Potter, a former Brooklyn Center officer who is white, fatally shot Wright, a 20-year-old Black motorist, on April 11. She has said she meant to use her Taser instead of her handgun as Wright was trying to drive away from officers. She’s charged with first- and second-degree manslaughter.
Under Minnesota court rules, audio and video coverage of a criminal trial is barred unless all parties consent. Coverage of sentencings is allowed without consent, unless the judge finds cause to prohibit it. Judge Peter Cahill made an exception for Chauvin's case to balance his right to a public trial and the public’s right to access against the risks of the pandemic.

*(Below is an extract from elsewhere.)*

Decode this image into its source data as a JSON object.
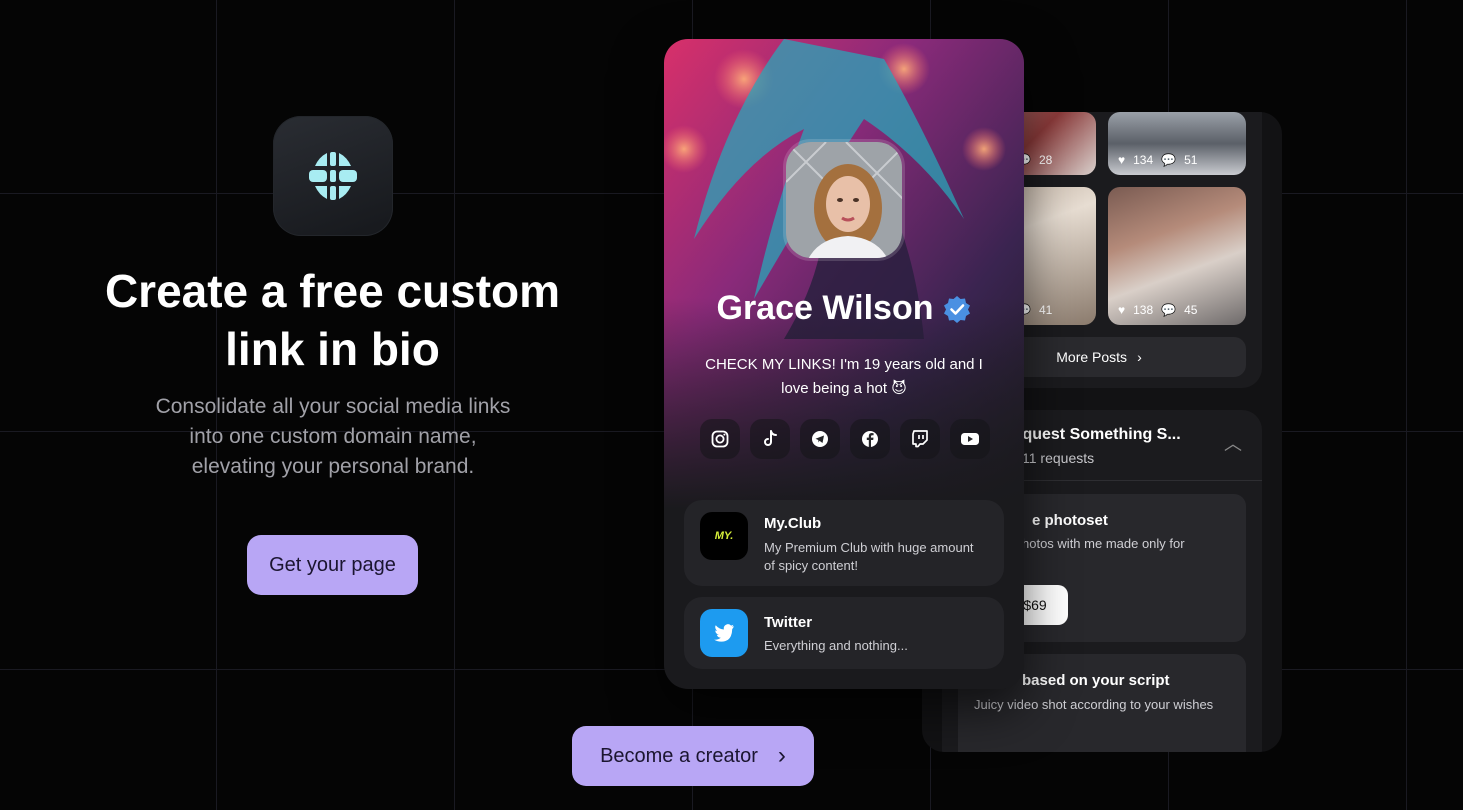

Chauvin’s trial was Minnesota’s first criminal case in which gavel-to-gavel coverage was allowed. Afterward, Minnesota Supreme Court Chief Justice Lorie Gildea ordered a standing court advisory committee to study whether the current rules on audio and video coverage should be amended, and to report back by July 1, 2022.
The media coalition cited the resentencing last week of another former Minneapolis police officer, Mohamed Noor in the 2017 fatal shooting of Justine Ruszczyk Damond, at which only 16 seats in a 50-person courtroom were available for the press and public.
Walker called that unacceptable and said restrictions on access to Potter's trial apparently will be even more limited, citing emails from court personnel. If Chu won't allow video coverage, the attorney said, the judge should at least move the trial to the largest courtroom available and allow it to be filled to capacity.